The Leeds United of Charlton’s era was, in today’s terminology, an ‘uncompromising’ team (if they couldn’t stop ’em, they’d chop ’em) and due to his stature and elongate neck he was often baited as a’ big dirty giraffe’. He later proved to be a hugely successful manager of the Irish soccer team where his success and ‘man of the people’ persona endeared him to the nation.  Unlike his famous uncle, ‘Wor Jackie’ (Jackie Milburn – a three times FA Cup winner with Newcastle in the 1950s), Charlton never turned out for the Toon, but it was still nice to read of him being remembered in the north east as ‘Wor Jack’.

Here’s the limerick:

There once was a tall centre back
Who cut-down his opponents’ attack
Fans said, with a laugh,
“He’s a dirty giraffe”,
But full-time has now blown for Wor Jack!

Postscript: ‘Tis a little known fact that Wor Jackie was actually Wor Jack’s first cousin once removed, not his uncle as usually stated.

A limerick a week #200

On opening your vowels…

The British side of my family hails from Newcastle-upon-Tyne in the northeast of England, Walkergate to be precise, so I was interested to read this week that, along with Liverpool, it is one of the larger, urban northern English regions that has has retained its regional accent in what researchers have described as a developing ‘pan-regional “general northern English” accent among middle-class northerners’.

As a middle-class northerner of the semi-rural Cumbrian type, I too recognise that I now speak in ‘generic northern’ rather than the Kendalian of my youth, and that is due to ‘University-isation’ and living north of Fife for the last 40 years. I do have an audio recording of the 11 year old ‘me’ speaking in my pre-adolescent high-pitched, native tones and, although I try not to, I am told that I sometimes revert to type when visiting my childhood home.

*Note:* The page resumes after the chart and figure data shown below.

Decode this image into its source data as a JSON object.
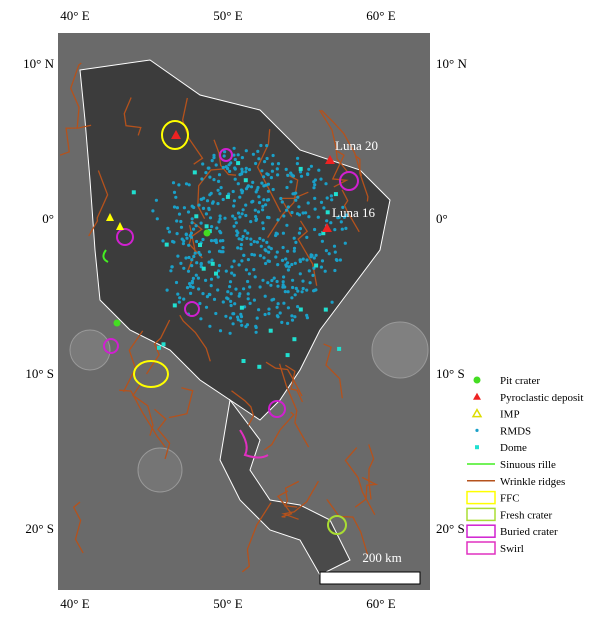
{
  "map": {
    "lon_labels": [
      "40° E",
      "50° E",
      "60° E"
    ],
    "lat_labels": [
      "10° N",
      "0°",
      "10° S",
      "20° S"
    ],
    "annotations": [
      "Luna 20",
      "Luna 16"
    ],
    "scale_bar": "200 km",
    "legend": [
      "Pit crater",
      "Pyroclastic deposit",
      "IMP",
      "RMDS",
      "Dome",
      "Sinuous rille",
      "Wrinkle ridges",
      "FFC",
      "Fresh crater",
      "Buried crater",
      "Swirl"
    ]
  }
}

All of which brought to mind a memory as a first-year pupil at Kendal Grammar School in the early 1970s, of our ‘old-school’ English language teacher (Stan ‘Whacker’ Wilkins) asking each of us in class, sequentially, to pronounce a letter of the alphabet. I can’t remember the letter that I had to utter, but I do recall that it was Peter Stainton that started us of with ‘a’.

When we had finished, Whacker took great delight in chiding us for our poor speech; in particular those for whom it fell to say ‘a’, ‘j’, ‘k’ and ‘o’ were demonised. Their sin was in not closing the vowels or consonants with, to a Cumbrian, a vowel-like ending. I don’t mean open or closed in the truly linguistic sense, I mean simply in their pronunciation. So, for example, we didn’t close ‘o’ with a ‘w’ sound, we just truncated it and could have carried on making the same sound until our breath ran out.

Whacker’s resonse struck me as unfair at the time, but it did lead to a few post-dinner, lavatorial comments about not opening our vowels in class, all of which brings me to today’s limerick…

Amidst some cacophonous howls
A northerner with unstable bowels
Soundtracked a farce
As he spoke through his a***e
When told not to open his vowels

Postscript: The recently-disgraced academic and TV historian, David Starkey, attended both the same primary and secondary schools as me, albeit it many years before. His recollection of Kendal Grammar School from the 1950s, below, would contrast strongly with my recollections of it in the 1970s!

“Kendal Grammar in Cumbria was a school of ancient foundations, dating back to 1526. It is now Kirkbie Kendal School. Most of our schoolmasters when I was there tended to err on the side of severity. It was not a savage school, there were hardly any beatings (I remember only two), but the atmosphere was masculine and fairly aggressive.” See TES, 2007 for more.

The only reference that I could find of Starkey’s time at Castle Street primary school is here from the Westmorland Gazette and, believe it or not, yours truly is pictured in the artcle along with my brother, Sally Collett, Christopher Nelson, Nigel Duffin, Julie Park, Paul Bateman, Margaret Robbins (my bête noir) and others.